Sinopsis Padiwarada Episode 13 - Part 1

  Sinopsis Padiwarada Episode 13 - 1



Duang melarikan diri dari rumahnya dan langsung mendatangi kantornya Saran. Begitu Saran datang, dia langsung menghambur ke dalam pelukannya dan menangis.

"Tolong aku, Saran. Aku sudah tidak punya apapun lagi. Tolong aku."


Prihatin, Saran akhirnya memutuskan membawa Duang ke rumah saudaranya yang sekarang ditinggalinya bersama Ibu. Ibu yang juga prihatin dengan keadaannya, menyambutnya dengan ramah. Sementara Nuer membawa Duang ke kamarnya, Ibu dan Saran membicarakan masalah ini. 

Saran yakin besok masalah itu akan jadi berita besar. Duang ngotot tidak mau pulang, makanya Saran membawanya kemari. Nanti dia akan minta izin bibinya. Tapi Ibu memberitahu kalau Bibinya Saran pergi ke luar kota sekarang ini untuk urusan bisnis, mungkin baru akan kembali bulan depan.

"Ini bukan masalah kecil. Kita berdua pernah mengalami masalah ini dulu. Ibu akan membantu menjaganya. *Sigh* Kita bisa senang dan sedih, kaya dan bangkrut hanya dalam waktu semalam. Tidak ada yang mengerti kecuali pernah mengalaminya sendiri."


Rin senang melihat perkembangan ayahnya dalam terapi fisik. Bahkan sekarang ia sudah bisa mengangkat kedua kakinya. Ahli terapi memberitahu Rin bahwa Ayah setiap hari latihan agar ia bisa menunjukkan pekembangannya pada Rin, biar Rin memujinya. Ia benar-benar termotivasi berkat Rin.

Rin heran sebenarnya. Sudah lama Ayah seperti ini, lalu apa yang tiba-tiba memotivasinya?

"Cinta... cinta."

"P'Chalat?"

"Cinta Rin."

"Cinta aku?"

"Cinta saudara."

"Cinta Bibi? Cinta bisa mendorong kita sampai sejauh ini? Pantas saja, aku merasa tidak bisa bernapas belakangan ini." Rin sedih.
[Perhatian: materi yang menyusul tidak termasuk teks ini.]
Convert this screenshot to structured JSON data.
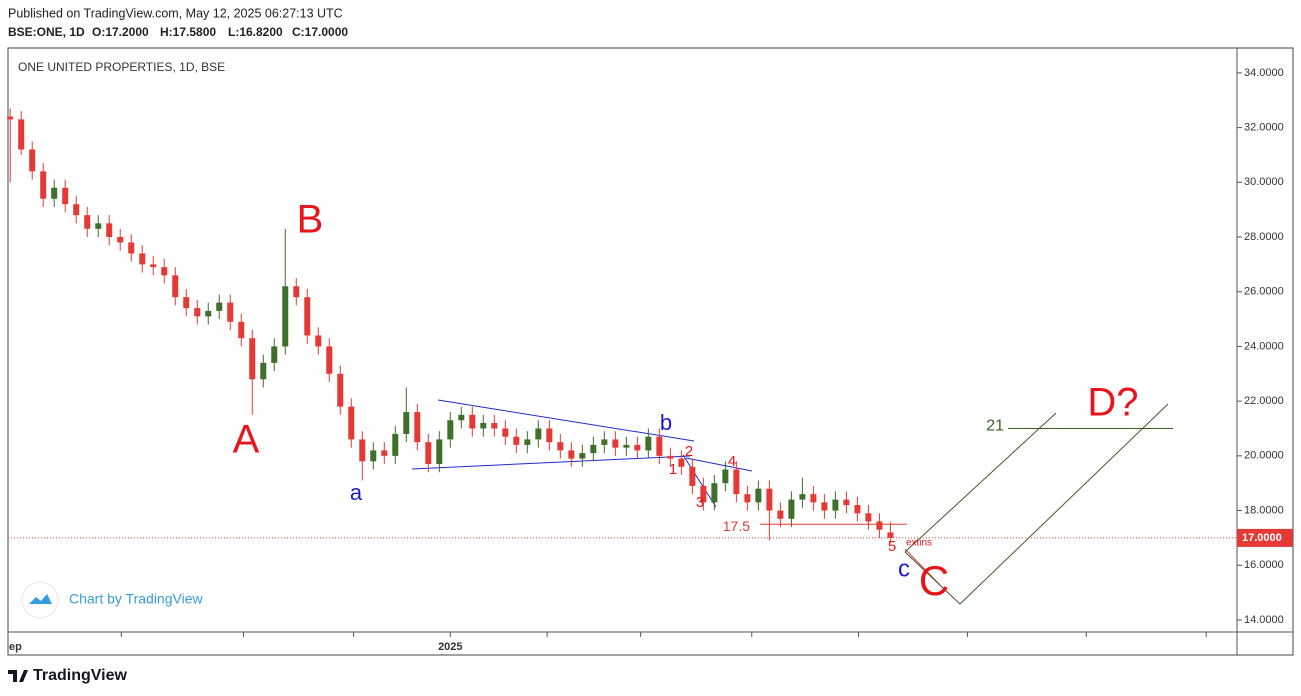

Tapi tiba-tiba dia teringat akan nasehat Tuan Bumrung bahwa cinta harus diciptakan. Ingatan kontan memotivasi Rin jadi lebih bersemangat, hari ini dia akan membangun cinta dan memperjuangkan cinta itu.

"Ayah restui aku, yah?" Pinta Rin. Dan Ayah langsung menjawabnya dengan meletakkan tangannya di atas tangan Rin.


Chalat membaca berita tentang perusahaan keluarga Duang yang kena tipu itu. Cemas, dia langsung pergi ke rumah Duang, tapi hanya mendapati Naris yang masih duduk di tempat dengan wajah pucat pasi. 

"Aku sudah dengar beritanya dari koran. Aku mencemaskan Duang. Bagaimanapun, dia adalah temanku."

"Dia sudah tidak ada di sini lagi."

"Dia melarikan diri. Lalu kenapa kau masih ada di sini?"

Tentu saja karena nama Naris terdaftar di perusahaan. Dia sudah pasti akan ditahan, dia juga tidak tahu harus lari ke mana. Semua orang membencinya, dia sudah menghancurkan hidup Duang.

Chalat menyarankannya untuk pergi menyembunyikan dirinya dulu saja sebelum dia didatangi penagih hutang dan awak media. Lebih baik dia pergi dan mencari solusi dulu.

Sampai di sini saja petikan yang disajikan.